Converting Document Collections

We’re now familiar with the power of OCR technology and we’re aware of the flexibility we have on the output side. But doesn’t it take a little extra when you have to convert large volumes of documents? Yes, it does, and “production OCR” provides the answer!

High-end OCR software combines the features of “basic” software (usually called “Pro” or “Corporate”) with extra functionality: think of user lexicons that “boost” the recognition accuracy further, the support of duplex scanners and high-end flatbed scanners (Canon, Fujitsu etc.).

But more important are advanced options for the saving of graphics and improved control over the Adobe Acrobat PDF output. When entire document collections get recaptured, the file size of your output becomes an issue. Can you select the color mode (color or black-and-white) of your graphics? Can you choose the resolution or determine the JPEG quality of the graphics? Can you save the images stored inside PDF files as JPEG 2000 images (generally speaking twice as compact as “normal” JPEG files)?

Image compression options of production OCR software       JPEG2000 compression options of production OCR software

When the recognized documents get posted on a web site as HTML files, you may want to reduce the graphics to screen resolution (72 dpi), for instance. Let’s give another example: you generate “image-text” PDF files with bilevel graphics: you store the images in Group 4 compressed TIFF files. But save the same scans as color images and you store JPEG files by default with a high (0.8) quality. Or as JPEG 2000 images for an optimal use of the available disk space…

Other than that, the “workflow” of production OCR is different: you’ll find such features as “batch OCR” and the use of a “watched folder”.

Batch OCR executes recognition in automatic mode on large document collections saved in a specific folder. You can scan by day and read by night… Acquire all documents to be recognized; when you’re done, run the batch OCR and leave your PC to it. When you return the next day, all the documents have been recognized!

Control panel to set up batch OCR

When you set up a watched folder, a specific folder is being “supervised”, monitored. Any image that gets placed or dropped in it gets recognized promptly.
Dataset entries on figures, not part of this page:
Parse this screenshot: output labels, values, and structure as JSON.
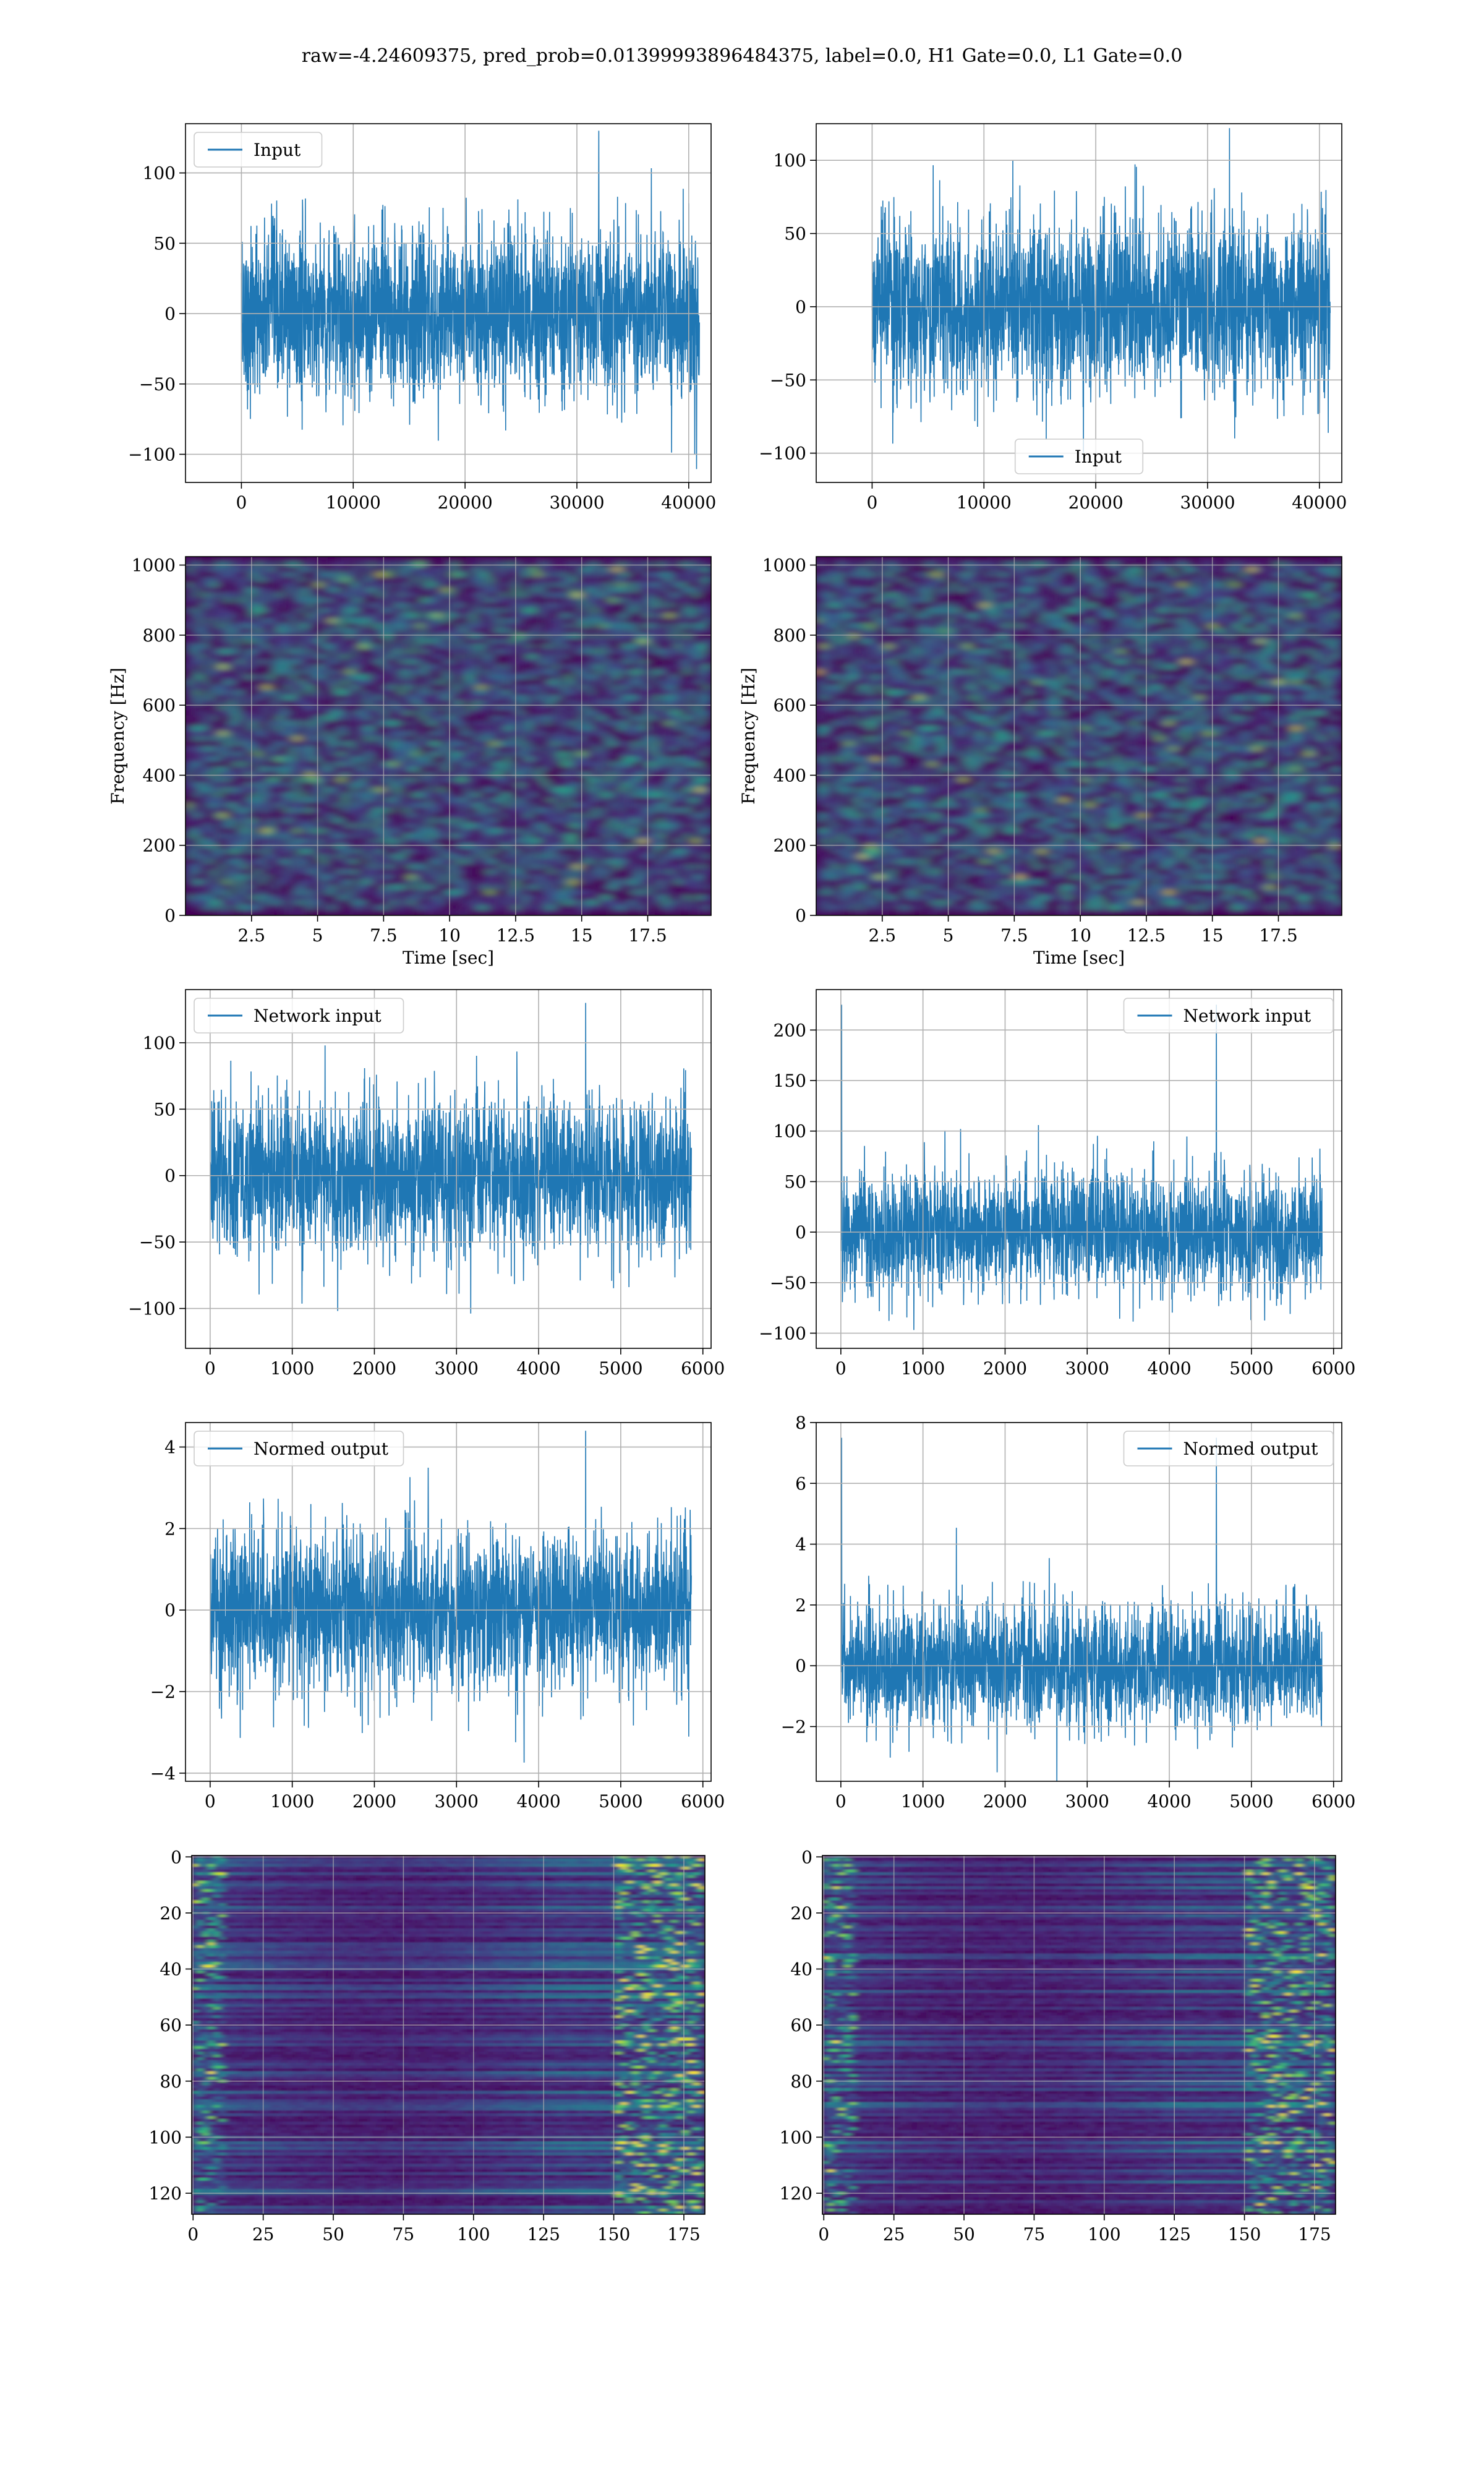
{
  "figure": {
    "title": "raw=-4.24609375, pred_prob=0.01399993896484375, label=0.0, H1 Gate=0.0, L1 Gate=0.0"
  },
  "colors": {
    "series": "#1f77b4",
    "grid": "#b0b0b0",
    "viridis": [
      "#440154",
      "#482878",
      "#3e4989",
      "#31688e",
      "#26828e",
      "#1f9e89",
      "#35b779",
      "#6ece58",
      "#b5de2b",
      "#fde725"
    ]
  },
  "chart_data": [
    {
      "id": "h1-input",
      "type": "line",
      "xlim": [
        -5000,
        42000
      ],
      "ylim": [
        -120,
        135
      ],
      "xticks": [
        0,
        10000,
        20000,
        30000,
        40000
      ],
      "yticks": [
        -100,
        -50,
        0,
        50,
        100
      ],
      "grid": true,
      "legend": "top-left",
      "series": [
        {
          "name": "Input",
          "x_range": [
            0,
            40959
          ],
          "n_points": 40960,
          "amplitude": 30,
          "peak": 130
        }
      ]
    },
    {
      "id": "l1-input",
      "type": "line",
      "xlim": [
        -5000,
        42000
      ],
      "ylim": [
        -120,
        125
      ],
      "xticks": [
        0,
        10000,
        20000,
        30000,
        40000
      ],
      "yticks": [
        -100,
        -50,
        0,
        50,
        100
      ],
      "grid": true,
      "legend": "bottom-center",
      "series": [
        {
          "name": "Input",
          "x_range": [
            0,
            40959
          ],
          "n_points": 40960,
          "amplitude": 30,
          "peak": 122
        }
      ]
    },
    {
      "id": "h1-spectrogram",
      "type": "heatmap",
      "xlim": [
        0,
        19.9
      ],
      "ylim": [
        0,
        1024
      ],
      "xticks": [
        2.5,
        5.0,
        7.5,
        10.0,
        12.5,
        15.0,
        17.5
      ],
      "yticks": [
        0,
        200,
        400,
        600,
        800,
        1000
      ],
      "xlabel": "Time [sec]",
      "ylabel": "Frequency [Hz]",
      "grid": true
    },
    {
      "id": "l1-spectrogram",
      "type": "heatmap",
      "xlim": [
        0,
        19.9
      ],
      "ylim": [
        0,
        1024
      ],
      "xticks": [
        2.5,
        5.0,
        7.5,
        10.0,
        12.5,
        15.0,
        17.5
      ],
      "yticks": [
        0,
        200,
        400,
        600,
        800,
        1000
      ],
      "xlabel": "Time [sec]",
      "ylabel": "Frequency [Hz]",
      "grid": true
    },
    {
      "id": "h1-network-input",
      "type": "line",
      "xlim": [
        -300,
        6100
      ],
      "ylim": [
        -130,
        140
      ],
      "xticks": [
        0,
        1000,
        2000,
        3000,
        4000,
        5000,
        6000
      ],
      "yticks": [
        -100,
        -50,
        0,
        50,
        100
      ],
      "grid": true,
      "legend": "top-left",
      "series": [
        {
          "name": "Network input",
          "x_range": [
            0,
            5860
          ],
          "n_points": 5861,
          "amplitude": 30,
          "peak": 130
        }
      ]
    },
    {
      "id": "l1-network-input",
      "type": "line",
      "xlim": [
        -300,
        6100
      ],
      "ylim": [
        -115,
        240
      ],
      "xticks": [
        0,
        1000,
        2000,
        3000,
        4000,
        5000,
        6000
      ],
      "yticks": [
        -100,
        -50,
        0,
        50,
        100,
        150,
        200
      ],
      "grid": true,
      "legend": "top-right",
      "series": [
        {
          "name": "Network input",
          "x_range": [
            0,
            5860
          ],
          "n_points": 5861,
          "amplitude": 30,
          "peak": 225
        }
      ]
    },
    {
      "id": "h1-normed-output",
      "type": "line",
      "xlim": [
        -300,
        6100
      ],
      "ylim": [
        -4.2,
        4.6
      ],
      "xticks": [
        0,
        1000,
        2000,
        3000,
        4000,
        5000,
        6000
      ],
      "yticks": [
        -4,
        -2,
        0,
        2,
        4
      ],
      "grid": true,
      "legend": "top-left",
      "series": [
        {
          "name": "Normed output",
          "x_range": [
            0,
            5860
          ],
          "n_points": 5861,
          "amplitude": 1,
          "peak": 4.4
        }
      ]
    },
    {
      "id": "l1-normed-output",
      "type": "line",
      "xlim": [
        -300,
        6100
      ],
      "ylim": [
        -3.8,
        8.0
      ],
      "xticks": [
        0,
        1000,
        2000,
        3000,
        4000,
        5000,
        6000
      ],
      "yticks": [
        -2,
        0,
        2,
        4,
        6,
        8
      ],
      "grid": true,
      "legend": "top-right",
      "series": [
        {
          "name": "Normed output",
          "x_range": [
            0,
            5860
          ],
          "n_points": 5861,
          "amplitude": 1,
          "peak": 7.5
        }
      ]
    },
    {
      "id": "h1-feature-map",
      "type": "heatmap",
      "xlim": [
        -0.5,
        182.5
      ],
      "ylim": [
        127.5,
        -0.5
      ],
      "xticks": [
        0,
        25,
        50,
        75,
        100,
        125,
        150,
        175
      ],
      "yticks": [
        0,
        20,
        40,
        60,
        80,
        100,
        120
      ],
      "rows": 128,
      "cols": 183,
      "grid": true
    },
    {
      "id": "l1-feature-map",
      "type": "heatmap",
      "xlim": [
        -0.5,
        182.5
      ],
      "ylim": [
        127.5,
        -0.5
      ],
      "xticks": [
        0,
        25,
        50,
        75,
        100,
        125,
        150,
        175
      ],
      "yticks": [
        0,
        20,
        40,
        60,
        80,
        100,
        120
      ],
      "rows": 128,
      "cols": 183,
      "grid": true
    }
  ]
}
With batch OCR, the OCR software executes one run on the images in a folder; when the images are processed, it’s over and out… With a watched folder, the software systematically executes the recognition on all image files that get dropped in any of the monitored folders. You can call it text recognition in “Pacman style”. Whatever you throw at the software gets eaten immediately. If the system stops for a while, throw some new wood on the fire and the sparks start flying again ’coz the beast is always hungry…

You can leave the OCR “server” running day after day… Acquire new documents each day and they will be converted in to editable text files.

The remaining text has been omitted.